Since no one else is saying it, I’ll be the brave, lonely voice: Pugh is an incredible actor. What she brings to the film makes the film. Her performance understands addiction with heartrending intimacy—it’s not just a sickness, it’s a job; it’s an eternal to-do list of fighting the urge to use. With every hour comes a new craving, with every craving comes the nth time you’ve had to convince yourself that day that you’re not a piece of shit. It’s the kind of job that can erode your sense of self—you’re both the worker who keeps failing and the boss itching to let you go. It’s lonely, circular agony, and Pugh is appropriately haggard. She’s just exhausted, with the work and with herself, and her ache seethes through her wounded, expressive frown.

She’s so far and away the best thing about the movie that one wonders what it would be without her—but there is no A Good Person without Florence Pugh.
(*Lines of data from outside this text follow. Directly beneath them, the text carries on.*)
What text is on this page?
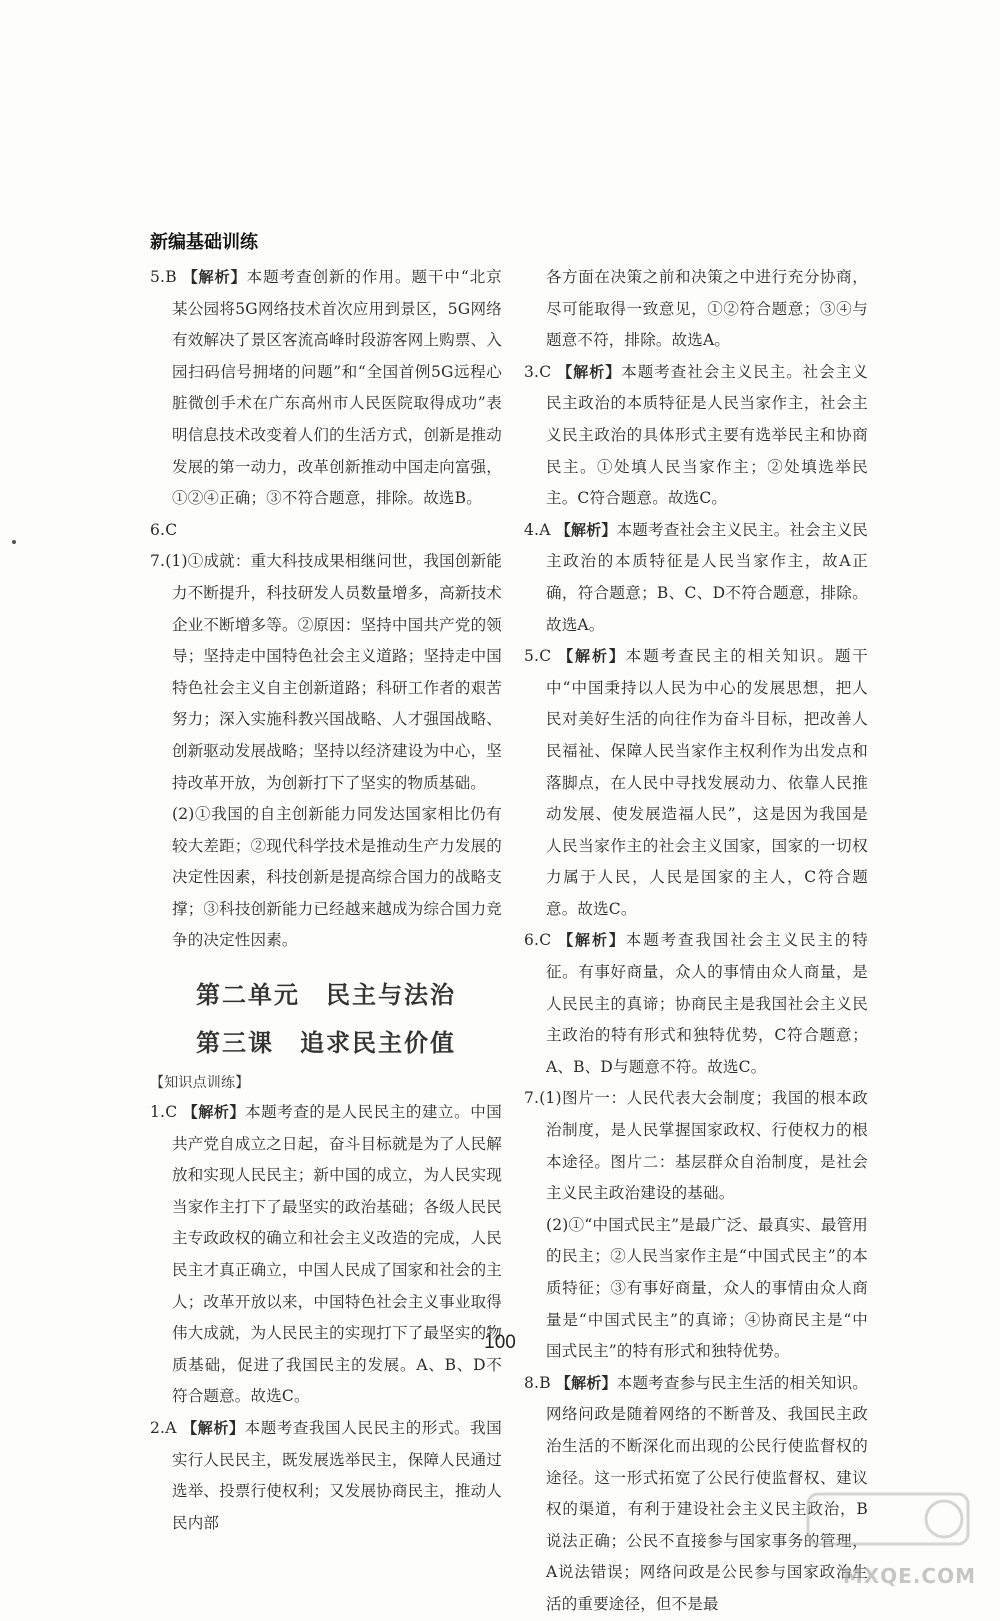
新编基础训练

5.B 【解析】本题考查创新的作用。题干中“北京某公园将5G网络技术首次应用到景区，5G网络有效解决了景区客流高峰时段游客网上购票、入园扫码信号拥堵的问题”和“全国首例5G远程心脏微创手术在广东高州市人民医院取得成功”表明信息技术改变着人们的生活方式，创新是推动发展的第一动力，改革创新推动中国走向富强，①②④正确；③不符合题意，排除。故选B。

6.C

7.(1)①成就：重大科技成果相继问世，我国创新能力不断提升，科技研发人员数量增多，高新技术企业不断增多等。②原因：坚持中国共产党的领导；坚持走中国特色社会主义道路；坚持走中国特色社会主义自主创新道路；科研工作者的艰苦努力；深入实施科教兴国战略、人才强国战略、创新驱动发展战略；坚持以经济建设为中心，坚持改革开放，为创新打下了坚实的物质基础。

(2)①我国的自主创新能力同发达国家相比仍有较大差距；②现代科学技术是推动生产力发展的决定性因素，科技创新是提高综合国力的战略支撑；③科技创新能力已经越来越成为综合国力竞争的决定性因素。

第二单元　民主与法治
第三课　追求民主价值

【知识点训练】

1.C 【解析】本题考查的是人民民主的建立。中国共产党自成立之日起，奋斗目标就是为了人民解放和实现人民民主；新中国的成立，为人民实现当家作主打下了最坚实的政治基础；各级人民民主专政政权的确立和社会主义改造的完成，人民民主才真正确立，中国人民成了国家和社会的主人；改革开放以来，中国特色社会主义事业取得伟大成就，为人民民主的实现打下了最坚实的物质基础，促进了我国民主的发展。A、B、D不符合题意。故选C。

2.A 【解析】本题考查我国人民民主的形式。我国实行人民民主，既发展选举民主，保障人民通过选举、投票行使权利；又发展协商民主，推动人民内部

各方面在决策之前和决策之中进行充分协商，尽可能取得一致意见，①②符合题意；③④与题意不符，排除。故选A。

3.C 【解析】本题考查社会主义民主。社会主义民主政治的本质特征是人民当家作主，社会主义民主政治的具体形式主要有选举民主和协商民主。①处填人民当家作主；②处填选举民主。C符合题意。故选C。

4.A 【解析】本题考查社会主义民主。社会主义民主政治的本质特征是人民当家作主，故A正确，符合题意；B、C、D不符合题意，排除。故选A。

5.C 【解析】本题考查民主的相关知识。题干中“中国秉持以人民为中心的发展思想，把人民对美好生活的向往作为奋斗目标，把改善人民福祉、保障人民当家作主权利作为出发点和落脚点，在人民中寻找发展动力、依靠人民推动发展、使发展造福人民”，这是因为我国是人民当家作主的社会主义国家，国家的一切权力属于人民，人民是国家的主人，C符合题意。故选C。

6.C 【解析】本题考查我国社会主义民主的特征。有事好商量，众人的事情由众人商量，是人民民主的真谛；协商民主是我国社会主义民主政治的特有形式和独特优势，C符合题意；A、B、D与题意不符。故选C。

7.(1)图片一：人民代表大会制度；我国的根本政治制度，是人民掌握国家政权、行使权力的根本途径。图片二：基层群众自治制度，是社会主义民主政治建设的基础。

(2)①“中国式民主”是最广泛、最真实、最管用的民主；②人民当家作主是“中国式民主”的本质特征；③有事好商量，众人的事情由众人商量是“中国式民主”的真谛；④协商民主是“中国式民主”的特有形式和独特优势。

8.B 【解析】本题考查参与民主生活的相关知识。网络问政是随着网络的不断普及、我国民主政治生活的不断深化而出现的公民行使监督权的途径。这一形式拓宽了公民行使监督权、建议权的渠道，有利于建设社会主义民主政治，B说法正确；公民不直接参与国家事务的管理，A说法错误；网络问政是公民参与国家政治生活的重要途径，但不是最

100
MXQE.COM
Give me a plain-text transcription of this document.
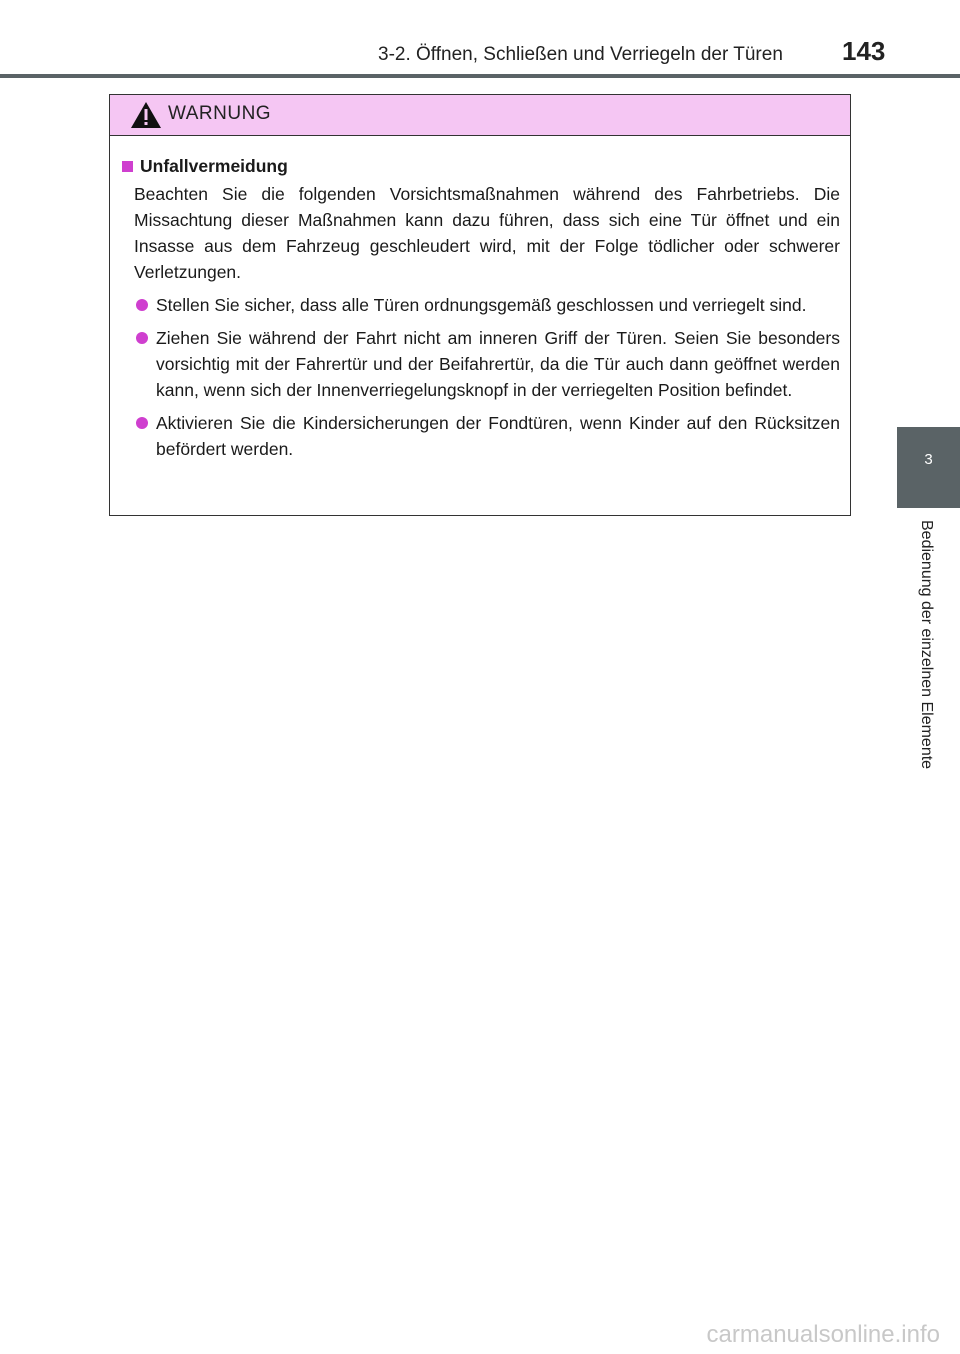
3-2. Öffnen, Schließen und Verriegeln der Türen 143
3
Bedienung der einzelnen Elemente
WARNUNG
Unfallvermeidung
Beachten Sie die folgenden Vorsichtsmaßnahmen während des Fahrbetriebs. Die Missachtung dieser Maßnahmen kann dazu führen, dass sich eine Tür öffnet und ein Insasse aus dem Fahrzeug geschleudert wird, mit der Folge tödlicher oder schwerer Verletzungen.
Stellen Sie sicher, dass alle Türen ordnungsgemäß geschlossen und verriegelt sind.
Ziehen Sie während der Fahrt nicht am inneren Griff der Türen. Seien Sie besonders vorsichtig mit der Fahrertür und der Beifahrertür, da die Tür auch dann geöffnet werden kann, wenn sich der Innenverriegelungsknopf in der verriegelten Position befindet.
Aktivieren Sie die Kindersicherungen der Fondtüren, wenn Kinder auf den Rücksitzen befördert werden.
carmanualsonline.info
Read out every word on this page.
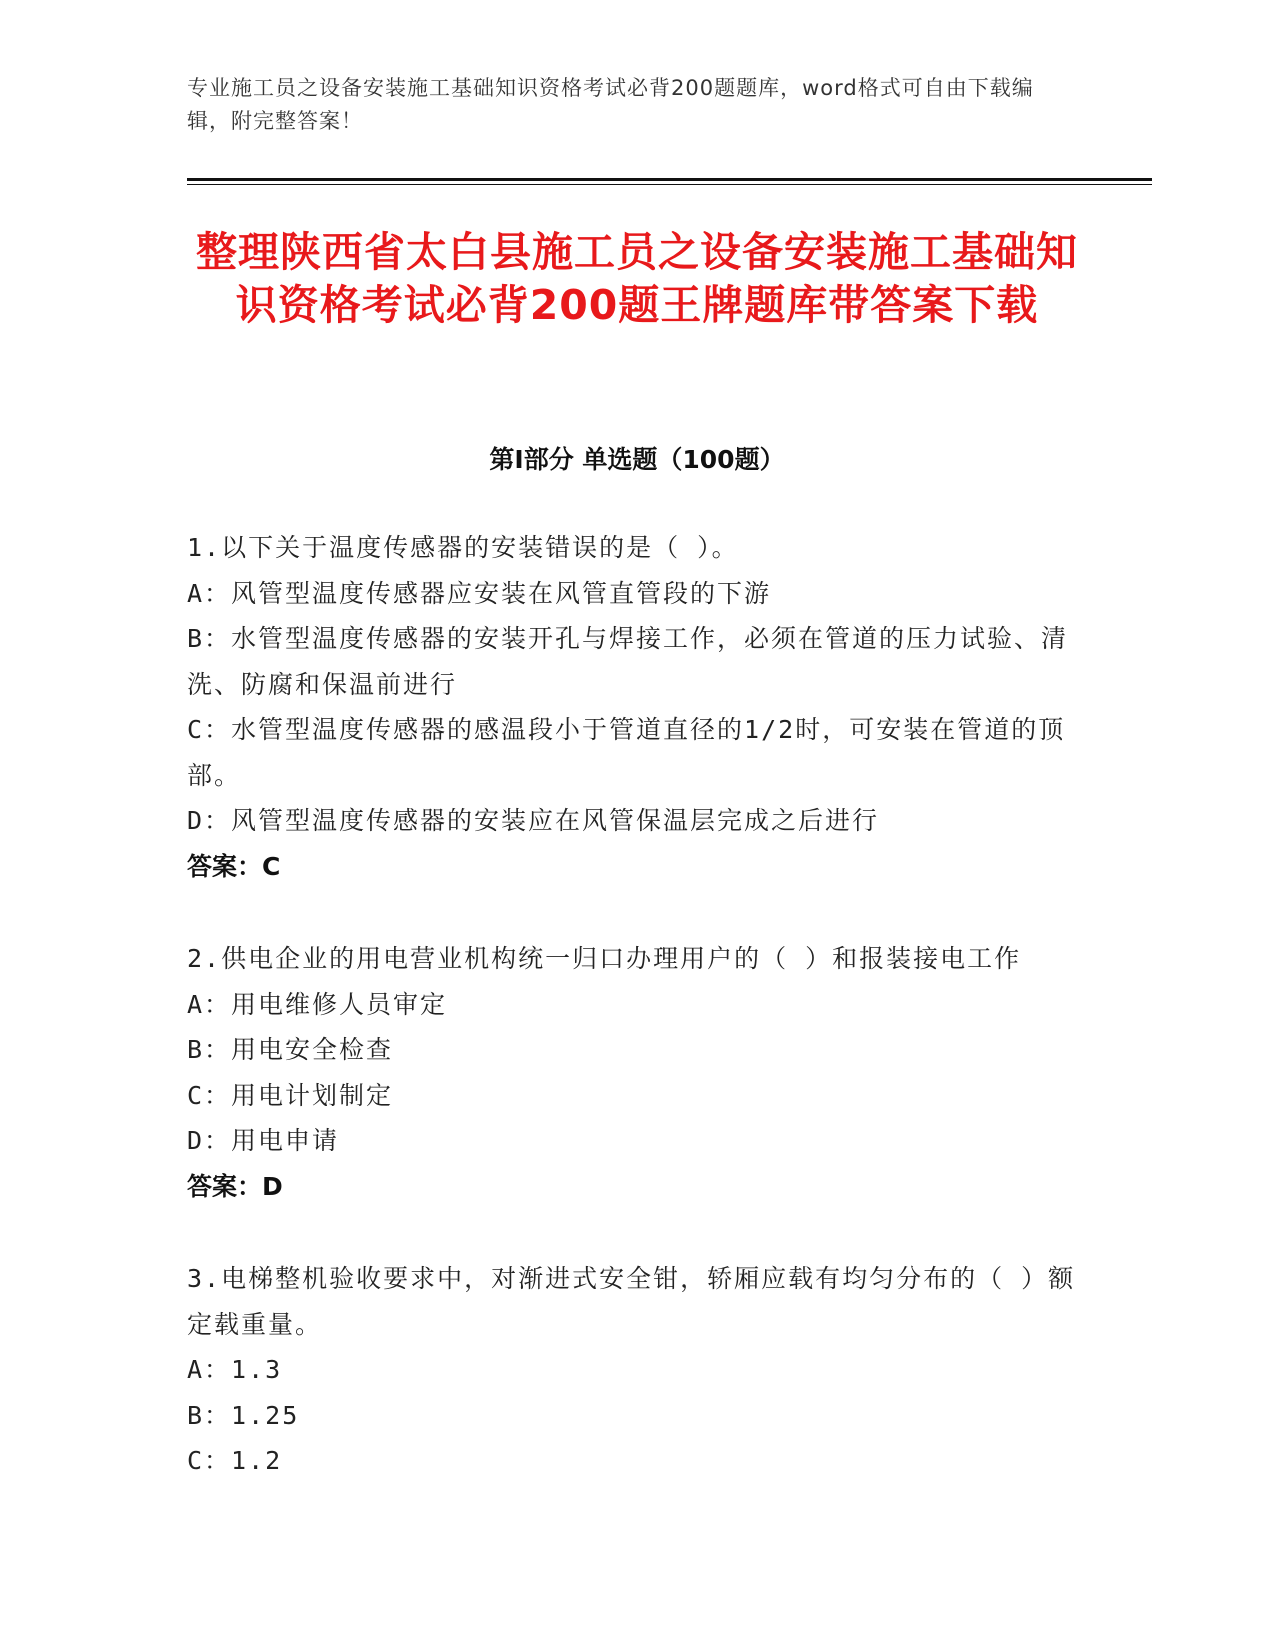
专业施工员之设备安装施工基础知识资格考试必背200题题库，word格式可自由下载编辑，附完整答案！
整理陕西省太白县施工员之设备安装施工基础知识资格考试必背200题王牌题库带答案下载
第Ⅰ部分 单选题（100题）
1.以下关于温度传感器的安装错误的是（ ）。
A：风管型温度传感器应安装在风管直管段的下游
B：水管型温度传感器的安装开孔与焊接工作，必须在管道的压力试验、清洗、防腐和保温前进行
C：水管型温度传感器的感温段小于管道直径的1/2时，可安装在管道的顶部。
D：风管型温度传感器的安装应在风管保温层完成之后进行
答案：C
2.供电企业的用电营业机构统一归口办理用户的（ ）和报装接电工作
A：用电维修人员审定
B：用电安全检查
C：用电计划制定
D：用电申请
答案：D
3.电梯整机验收要求中，对渐进式安全钳，轿厢应载有均匀分布的（ ）额定载重量。
A：1.3
B：1.25
C：1.2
It’s not even hypothetical. Braff, who was Pugh’s partner when he wrote the film, was palpably informed by the fullness of her humanity, the kind you see in all its dimensions when you’re that close to a person. A performance this phenomenal is born only of symbiosis. Braff also pulls some real acting out of Morgan Freeman, who plays Allison’s would’ve-been father-in-law, but it’s nothing compared to the turn from Pugh. She’s the broken soul of the film.

Shame the ending is so terrible that it threatens to obscure her. The film succumbs to the lure of a tidy finale, stitching up all its rawness for a lump of unearned schmaltz. It speeds through the recovery process with what borders on disinterest, decelerating only to present—with little buffer time between them—two original piano ballads written and performed by Florence Pugh. It’d be reductive to call A Good Person a talent show put on by Pugh’s boyfriend, but the last act sure invites that slander. And then it has the audacity—the sheer gall—to end on a Morgan Freeman voiceover about how life isn’t neat and tidy. A Morgan Freeman voiceover is the tidiest finale in the world, A Good Person.

Still, the film’s script shows promising growth for Braff, and Pugh’s performance is another one for the ages. She’s a stirring reminder that no matter our pasts, no matter our struggles moving forward, we and Allison are still good people. Now that’s why they call it that.